Exercising on an Empty Stomach Can Both Prevent and Treat Diabetes
Posted Jan 01 2011 9:10pm
One of three North Americans will become diabetic because they eat a high-calorie, high-fat diet that *blocks insulin receptors *to prevent cells from responding to insulin (insulin resistance) *to cause high insulin levels *that constrict coronary arteries *to cause heart attacks. Failure to respond to insulin causes *high blood sugar levels *that cause sugar to stick to cell membranes *to permanently damage the affected cell *to cause blindness, deafness, heart attacks, strokes, amputations and all the terrible side effects of diabetes.
After just a few days on a high-calorie, high-fat diet, cells fail to respond adequately to insulin, blood sugar levels rise, fat deposits in your body, even in muscles, and you gain weight. This causes your muscles to start to lose their ability to store glycogen, the major source of efficient fuel for exercise, and you tire much earlier during exercise.
If you exercise vigorously BEFORE breakfast, you can reduce and even prevent these side effects.

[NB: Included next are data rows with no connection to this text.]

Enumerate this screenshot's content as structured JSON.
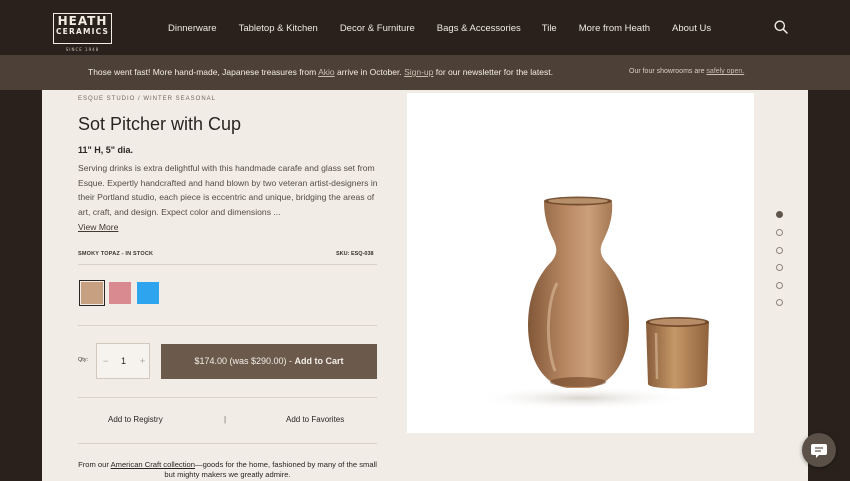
{
  "header": {
    "logo": {
      "line1": "HEATH",
      "line2": "CERAMICS",
      "line3": "SINCE 1948"
    },
    "nav": [
      "Dinnerware",
      "Tabletop & Kitchen",
      "Decor & Furniture",
      "Bags & Accessories",
      "Tile",
      "More from Heath",
      "About Us"
    ]
  },
  "banner": {
    "text_before": "Those went fast! More hand-made, Japanese treasures from ",
    "link1": "Akio",
    "text_middle": " arrive in October. ",
    "link2": "Sign-up",
    "text_after": " for our newsletter for the latest.",
    "side_text": "Our four showrooms are ",
    "side_link": "safely open."
  },
  "product": {
    "breadcrumb": "ESQUE STUDIO / WINTER SEASONAL",
    "title": "Sot Pitcher with Cup",
    "dimensions": "11\" H, 5\" dia.",
    "description": "Serving drinks is extra delightful with this handmade carafe and glass set from Esque. Expertly handcrafted and hand blown by two veteran artist-designers in their Portland studio, each piece is eccentric and unique, bridging the areas of art, craft, and design. Expect color and dimensions ...",
    "view_more": "View More",
    "variant": "SMOKY TOPAZ - IN STOCK",
    "sku": "SKU: ESQ-038",
    "swatches": [
      {
        "name": "smoky-topaz",
        "color": "#c79f81"
      },
      {
        "name": "pink",
        "color": "#d98a91"
      },
      {
        "name": "blue",
        "color": "#2ea4ee"
      }
    ],
    "qty_label": "Qty:",
    "qty_minus": "−",
    "qty_value": "1",
    "qty_plus": "+",
    "price_text": "$174.00 (was $290.00) - ",
    "cart_label": "Add to Cart",
    "registry": "Add to Registry",
    "separator": "|",
    "favorites": "Add to Favorites",
    "footer_before": "From our ",
    "footer_link": "American Craft collection",
    "footer_after": "—goods for the home, fashioned by many of the small but mighty makers we greatly admire."
  },
  "gallery": {
    "count": 6,
    "active": 0
  },
  "colors": {
    "accent": "#6b5a4c",
    "header": "#2a211c",
    "banner": "#4d4037",
    "panel": "#f1ede6"
  }
}
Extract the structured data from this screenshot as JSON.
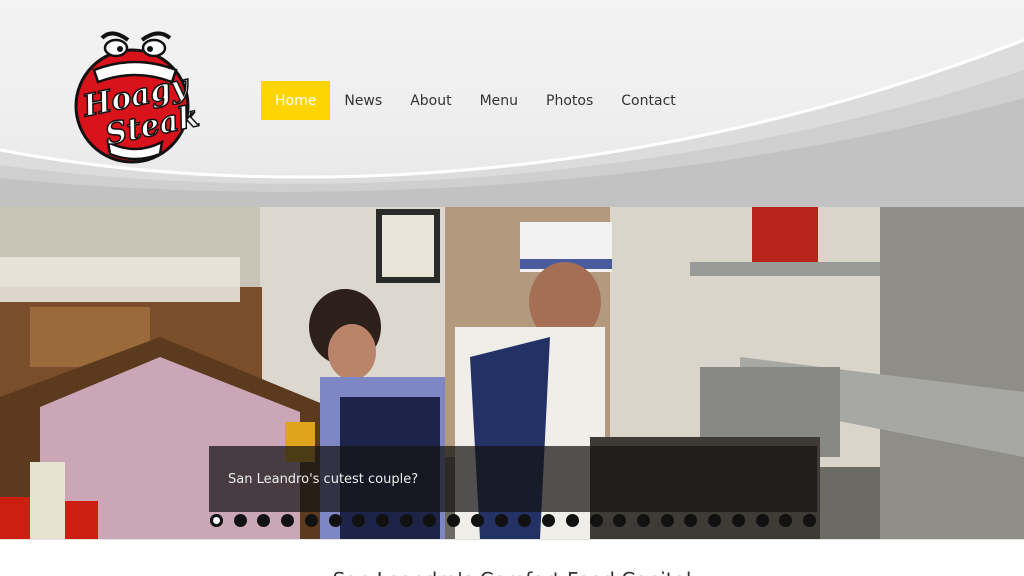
{
  "brand": {
    "logo_text_1": "Hoagy",
    "logo_text_2": "Steak"
  },
  "nav": {
    "items": [
      {
        "label": "Home",
        "active": true
      },
      {
        "label": "News"
      },
      {
        "label": "About"
      },
      {
        "label": "Menu"
      },
      {
        "label": "Photos"
      },
      {
        "label": "Contact"
      }
    ]
  },
  "slider": {
    "caption": "San Leandro's cutest couple?",
    "slide_count": 26,
    "active_index": 0
  },
  "main": {
    "tagline": "San Leandro's Comfort Food Capital"
  },
  "colors": {
    "accent": "#ffd400",
    "logo_red": "#d8131b"
  }
}
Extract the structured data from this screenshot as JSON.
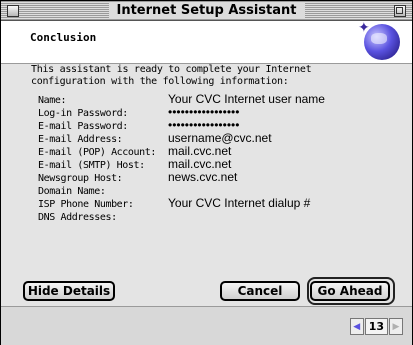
{
  "window": {
    "title": "Internet Setup Assistant"
  },
  "header": {
    "section": "Conclusion"
  },
  "intro": "This assistant is ready to complete your Internet configuration with the following information:",
  "details": [
    {
      "label": "Name:",
      "value": "Your CVC Internet user name"
    },
    {
      "label": "Log-in Password:",
      "value": "•••••••••••••••••"
    },
    {
      "label": "E-mail Password:",
      "value": "•••••••••••••••••"
    },
    {
      "label": "E-mail Address:",
      "value": "username@cvc.net"
    },
    {
      "label": "E-mail (POP) Account:",
      "value": "mail.cvc.net"
    },
    {
      "label": "E-mail (SMTP) Host:",
      "value": "mail.cvc.net"
    },
    {
      "label": "Newsgroup Host:",
      "value": "news.cvc.net"
    },
    {
      "label": "Domain Name:",
      "value": ""
    },
    {
      "label": "ISP Phone Number:",
      "value": "Your CVC Internet dialup #"
    },
    {
      "label": "DNS Addresses:",
      "value": ""
    }
  ],
  "buttons": {
    "hide_details": "Hide Details",
    "cancel": "Cancel",
    "go_ahead": "Go Ahead"
  },
  "pager": {
    "page": "13"
  },
  "colors": {
    "accent": "#5a52e0"
  }
}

Exercising after fasting prevents fat from being deposited in muscles and helps muscles to make more stored sugar (glycogen), the primary efficient fuel for exercise. A study from Leuven, Belgium shows for the first time that "fasted training is more potent than fed training to facilitate adaptations in muscles, and to improve whole-body glucose tolerance and insulin sensitivity" (Journal of Physiology, November 2010). So you are able to exercise longer and harder. If you do not exercise during this period, you gain none of these benefits. If you exercise after eating, these benefits are reduced markedly (Journal of Physiology, April 15, 2005).
When you exercise after fasting, you burn primarily your own body fat for energy. The fat is removed from fat cells and muscle cells. Muscle enzymes burn fat more efficiently and clear further fat from your muscles and fat cells to make your cells more sensitive to insulin. This reverses the cascade described in the first paragraph.
However, fasting before exercising harms training and competitive performance in athletes. The limiting factor to how fast you can move your muscles is the time it takes to move oxygen into muscles. When you fast before exercising, you burn more fat and less sugar. Since sugar requires less oxygen than fat to be converted to energy, your needs for oxygen are greater to burn fat. This slows you down and tires you earlier.
The basic research that showed how muscles convert sugar to energy was done in the 1930s by Diana's father, professor Donald Purdie of Cambridge University in England. He worked with Hans Adolph Krebs, who won the Nobel Prize for Physiology or Medicine in 1953.
It is not established whether athletes should train on a low carbohydrate diet to teach their muscles to burn sugar more efficiently. This would help them to compete at a faster pace. Several studies show that training after fasting increases enzymes that turn sugar into energy. However, training with reduced sugar stores (glycogen) can limit workouts, and this may counteract the gains of fasting before working out.